Lyonel Feininger: Freight Steamer, 1932, photo: Natalie Wichmann

Feininger visited Harvard and the Busch-Reisinger Museum regularly starting in the early 1950s when his son T. Lux worked at Harvard and his former colleague Walter Gropius taught at the university.

Laura Muir: “As Lynette was saying, the early collection was all reproductions. It was around 1930 when the Busch-Reisinger Museum started collecting originals. Feininger’s work was some of the earliest original works to be collected by the museum. This picture was taken in the 1950s, it's a photograph by Feininger and shows his wife Julia and the curator of the Busch-Reisinger Museum at the time, Charles Kuhn. There are some Bauhaus related objects on the table but also the earliest acquisitions of Lyonel Feininger: illustrations from a ghost story, which unfortunately are at our Somerville site right now, but that beautiful seascape over there the “Freight Steamer” from 1932 (points to one of the watercolors propped up against the outer wall of the study space) was acquired in Berlin by Charles Kuhn as maybe the first original art work of our Feininger collection.”
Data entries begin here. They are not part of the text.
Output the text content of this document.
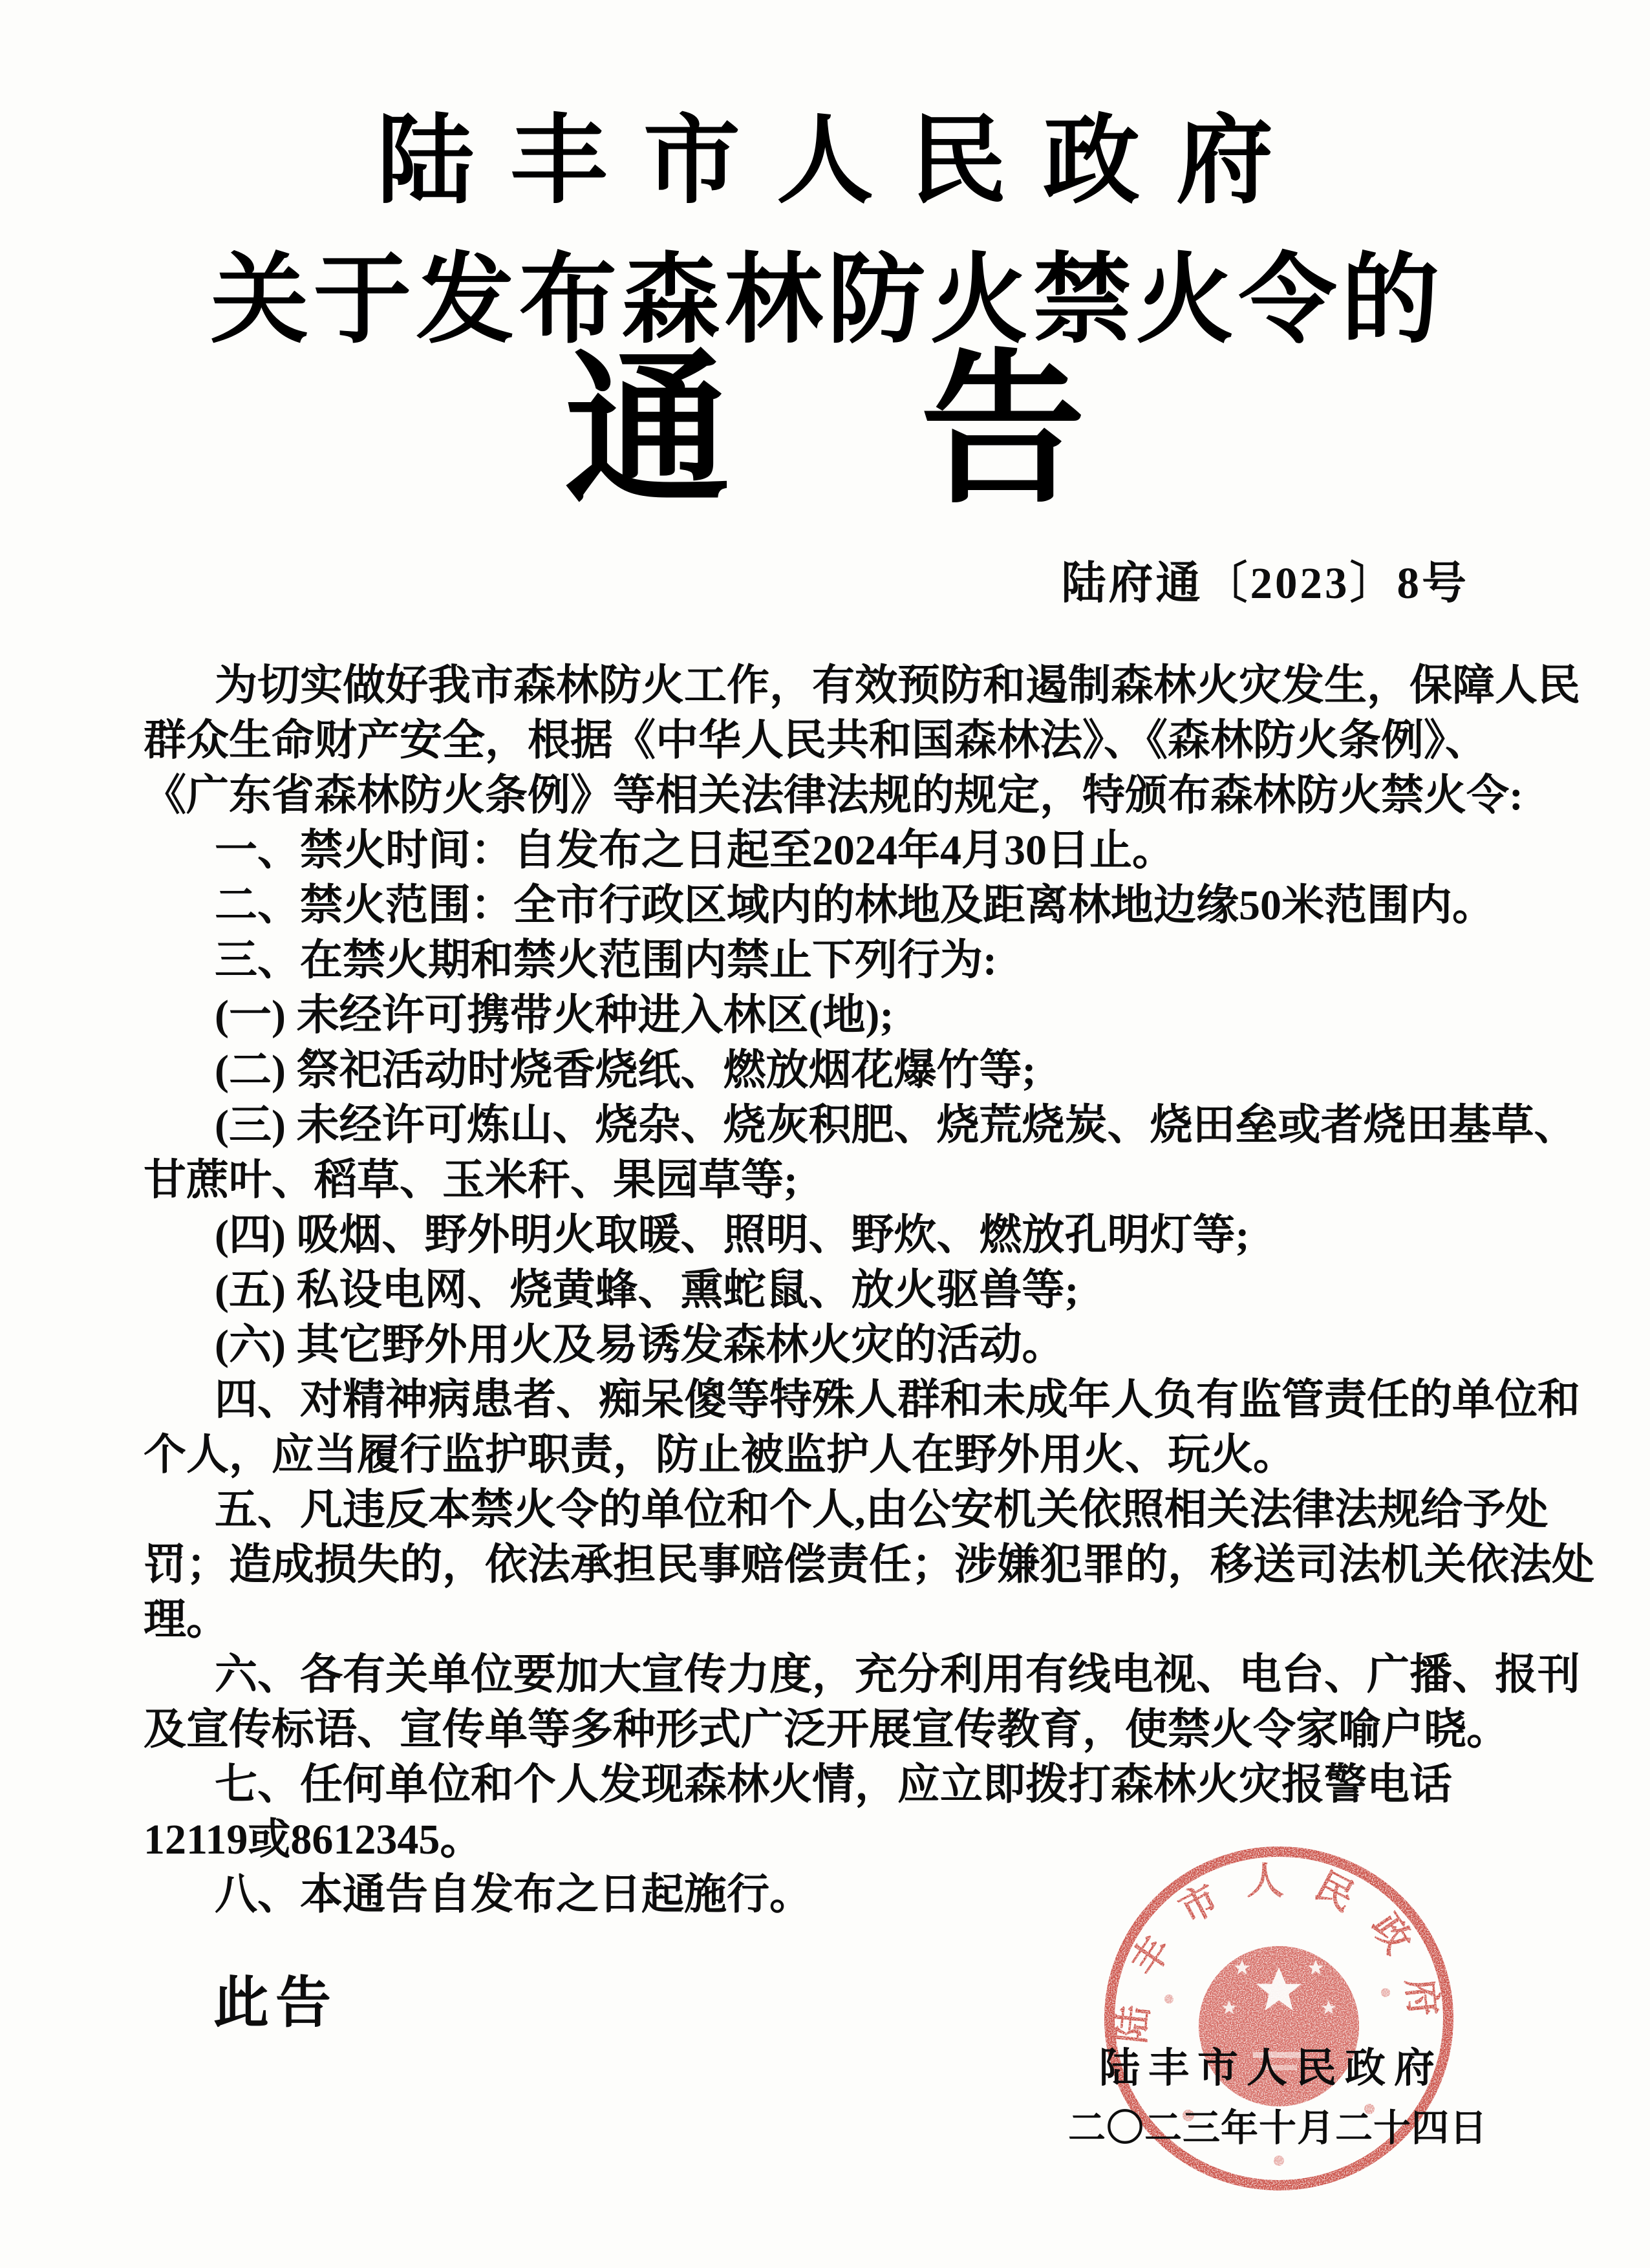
陆丰市人民政府
关于发布森林防火禁火令的
通 告
陆府通〔2023〕8号

为切实做好我市森林防火工作，有效预防和遏制森林火灾发生，保障人民

群众生命财产安全，根据《中华人民共和国森林法》、《森林防火条例》、

《广东省森林防火条例》等相关法律法规的规定，特颁布森林防火禁火令:

一、禁火时间：自发布之日起至2024年4月30日止。

二、禁火范围：全市行政区域内的林地及距离林地边缘50米范围内。

三、在禁火期和禁火范围内禁止下列行为:

(一) 未经许可携带火种进入林区(地);

(二) 祭祀活动时烧香烧纸、燃放烟花爆竹等;

(三) 未经许可炼山、烧杂、烧灰积肥、烧荒烧炭、烧田垒或者烧田基草、

甘蔗叶、稻草、玉米秆、果园草等;

(四) 吸烟、野外明火取暖、照明、野炊、燃放孔明灯等;

(五) 私设电网、烧黄蜂、熏蛇鼠、放火驱兽等;

(六) 其它野外用火及易诱发森林火灾的活动。

四、对精神病患者、痴呆傻等特殊人群和未成年人负有监管责任的单位和

个人，应当履行监护职责，防止被监护人在野外用火、玩火。

五、凡违反本禁火令的单位和个人,由公安机关依照相关法律法规给予处

罚；造成损失的，依法承担民事赔偿责任；涉嫌犯罪的，移送司法机关依法处

理。

六、各有关单位要加大宣传力度，充分利用有线电视、电台、广播、报刊

及宣传标语、宣传单等多种形式广泛开展宣传教育，使禁火令家喻户晓。

七、任何单位和个人发现森林火情，应立即拨打森林火灾报警电话

12119或8612345。

八、本通告自发布之日起施行。

此告	陆丰市人民政府
陆丰市人民政府
二〇二三年十月二十四日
Lynette Roth: “Charles Kuhn was going to Germany in 1934 and buying works by artists who were already considered degenerated art - they didn't necessarily use the term specifically at the time, but that was the path things were already on in Germany for a while. The entire history of the museum is connected to the history of Germany, the transnational relationship between Germany and the United States, how the cultural and political events affected art and artists alike. I always say this art collection doesn't exist without thinking through those historical events and what happened, not just exiles and emigres after the war, but already before the war. For example, what motivated the focus on modern art the beginning in 1930? That was a very important shift for the museum as well and Feininger is there through it all, well Feininger’s work.”

Laura Muir: “The Feininger family knew early on that Harvard and this curator, Charles Kuhn, were establishing a collection focused on German art. So, when Feininger had to return to the US and he miraculously was able to bring so much of his work back to the United States with him, they were really looking for a place where this could live and where students could learn from it. At the same time Gropius was arriving in the US and connected to Harvard which then started the whole Bauhaus initiative in the US. So, it really made sense to the Feininger family, to Lyonel and after he died to Julia, and especially to their sons to continue to make gifts and really create this research center focused on his work.”